Our spiritual path tells us not to attach to these roles, however. To be a good mother, we don’t need to attach to being a mother, to define ourselves in a spiritually unhealthy way by some permanent understanding of me-as-mother. That’s not about relating to our children, that’s about me and my needs. Instead, we need to look at the karmic conditions of our relationship with our children, seeing clearly where our responsibilities lie. Noting that they are constantly changing, we fulfill those obligations as best we can, with an open loving heart that arises from a profound sense of compassion, from our Buddhanature, from bodhichitta. This is about being of benefit to our children, not about attaching to self; this is about compassion and love, not self-cherishing. This is about responding to conditions without attachments.

Our karmic responsibilities to our children modulate as they grow older, as they leave the house, as do our obligations and responsibilities to them.
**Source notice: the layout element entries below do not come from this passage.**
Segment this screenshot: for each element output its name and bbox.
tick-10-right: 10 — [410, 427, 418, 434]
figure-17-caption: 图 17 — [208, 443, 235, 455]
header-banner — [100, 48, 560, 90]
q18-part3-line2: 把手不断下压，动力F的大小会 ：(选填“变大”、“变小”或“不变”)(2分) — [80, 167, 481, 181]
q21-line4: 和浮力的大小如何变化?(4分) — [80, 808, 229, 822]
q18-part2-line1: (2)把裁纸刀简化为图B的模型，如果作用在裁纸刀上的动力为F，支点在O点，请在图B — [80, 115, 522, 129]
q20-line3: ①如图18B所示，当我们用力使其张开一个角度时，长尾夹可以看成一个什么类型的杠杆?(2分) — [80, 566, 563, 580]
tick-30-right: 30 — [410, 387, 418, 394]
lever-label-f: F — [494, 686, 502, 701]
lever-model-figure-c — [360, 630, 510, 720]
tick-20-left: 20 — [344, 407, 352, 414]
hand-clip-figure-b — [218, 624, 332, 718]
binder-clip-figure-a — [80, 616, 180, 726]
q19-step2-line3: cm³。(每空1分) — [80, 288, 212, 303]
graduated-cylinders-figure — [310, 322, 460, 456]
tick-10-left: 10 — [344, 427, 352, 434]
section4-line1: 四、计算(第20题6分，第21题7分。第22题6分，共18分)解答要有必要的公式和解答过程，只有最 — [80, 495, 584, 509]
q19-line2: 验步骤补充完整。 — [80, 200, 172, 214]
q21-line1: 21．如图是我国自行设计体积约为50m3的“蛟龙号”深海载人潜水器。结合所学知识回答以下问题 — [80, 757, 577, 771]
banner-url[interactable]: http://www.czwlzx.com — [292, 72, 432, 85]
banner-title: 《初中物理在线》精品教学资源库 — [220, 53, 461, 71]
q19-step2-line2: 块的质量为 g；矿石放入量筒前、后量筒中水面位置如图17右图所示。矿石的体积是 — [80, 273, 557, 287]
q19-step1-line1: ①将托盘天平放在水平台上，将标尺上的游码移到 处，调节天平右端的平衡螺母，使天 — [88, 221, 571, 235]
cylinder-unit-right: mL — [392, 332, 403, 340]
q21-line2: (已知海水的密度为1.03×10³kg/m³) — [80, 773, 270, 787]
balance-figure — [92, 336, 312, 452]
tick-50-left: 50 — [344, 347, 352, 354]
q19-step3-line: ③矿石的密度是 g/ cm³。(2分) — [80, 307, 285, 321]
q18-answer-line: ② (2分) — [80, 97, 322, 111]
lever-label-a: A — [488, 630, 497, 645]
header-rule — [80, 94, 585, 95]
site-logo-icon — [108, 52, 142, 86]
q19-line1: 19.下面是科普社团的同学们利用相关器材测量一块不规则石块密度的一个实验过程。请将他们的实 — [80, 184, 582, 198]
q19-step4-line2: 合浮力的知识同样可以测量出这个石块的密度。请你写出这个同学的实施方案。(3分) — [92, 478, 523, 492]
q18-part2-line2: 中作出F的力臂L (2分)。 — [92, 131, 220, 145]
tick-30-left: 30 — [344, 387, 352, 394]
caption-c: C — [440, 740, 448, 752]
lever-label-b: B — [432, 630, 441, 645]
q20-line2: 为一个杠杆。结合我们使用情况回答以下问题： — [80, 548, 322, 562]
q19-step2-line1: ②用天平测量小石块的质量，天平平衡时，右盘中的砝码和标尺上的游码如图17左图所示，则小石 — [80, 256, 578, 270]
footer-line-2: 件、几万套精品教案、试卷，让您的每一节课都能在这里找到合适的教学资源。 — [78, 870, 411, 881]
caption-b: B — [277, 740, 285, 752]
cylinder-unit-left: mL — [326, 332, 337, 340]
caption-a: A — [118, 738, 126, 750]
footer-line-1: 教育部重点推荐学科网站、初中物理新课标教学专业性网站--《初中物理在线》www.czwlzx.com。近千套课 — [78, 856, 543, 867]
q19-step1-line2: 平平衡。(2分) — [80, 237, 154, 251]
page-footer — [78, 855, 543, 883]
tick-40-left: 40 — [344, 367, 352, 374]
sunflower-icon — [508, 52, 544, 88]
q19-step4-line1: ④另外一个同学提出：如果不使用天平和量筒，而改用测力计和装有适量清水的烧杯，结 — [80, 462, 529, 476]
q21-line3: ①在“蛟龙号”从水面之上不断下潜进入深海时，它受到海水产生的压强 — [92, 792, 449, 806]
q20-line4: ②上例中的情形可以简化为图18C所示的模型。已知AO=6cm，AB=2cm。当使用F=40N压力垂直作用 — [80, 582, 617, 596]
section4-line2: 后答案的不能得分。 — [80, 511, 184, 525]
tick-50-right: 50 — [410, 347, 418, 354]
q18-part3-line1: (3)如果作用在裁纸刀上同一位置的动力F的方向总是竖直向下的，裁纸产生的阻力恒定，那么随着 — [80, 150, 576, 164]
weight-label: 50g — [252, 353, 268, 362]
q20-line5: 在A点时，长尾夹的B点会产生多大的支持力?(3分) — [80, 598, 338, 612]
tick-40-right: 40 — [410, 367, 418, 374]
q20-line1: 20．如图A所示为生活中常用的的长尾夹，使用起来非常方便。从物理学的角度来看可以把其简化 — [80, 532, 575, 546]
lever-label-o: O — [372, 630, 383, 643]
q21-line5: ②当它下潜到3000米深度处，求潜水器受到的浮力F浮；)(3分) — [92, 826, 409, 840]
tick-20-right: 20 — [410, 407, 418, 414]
We need to love them without attaching to our old stories about who we are.

We need to see karmic obligations and responsibilities as conditions, conditions as conditions, not as attachments. Then we are able to respond appropriately to each and every living being, regardless of where they are on the love-to hate scale, appropriately.

No living being deserves us to be self-cherishing and arrogant, which comes from the love side of the scale, nor does any living being deserve our anger or scorn, which comes from the hate end of the scale, nor our indifference, which comes from the middle. The scale reminds us of our responsibilities, emptiness shows us how to act. These must be understood and practiced together, as one.

For further study: The monks who composed the Diamond Sutra looked back from nirvana at how they had created their idea of who they were and described it as having four aspects: Self, Person, Being, and Soul. Self is the self-cherishing/attachment aspect, Person is the roles and responsibilities aspect, Being is the deluded perception aspect; we don’t need to concern ourselves much with Soul here. Studying the first three of these will deepen your understanding of how to achieve a mind of universal compassion and love and further you along the path to right relationships.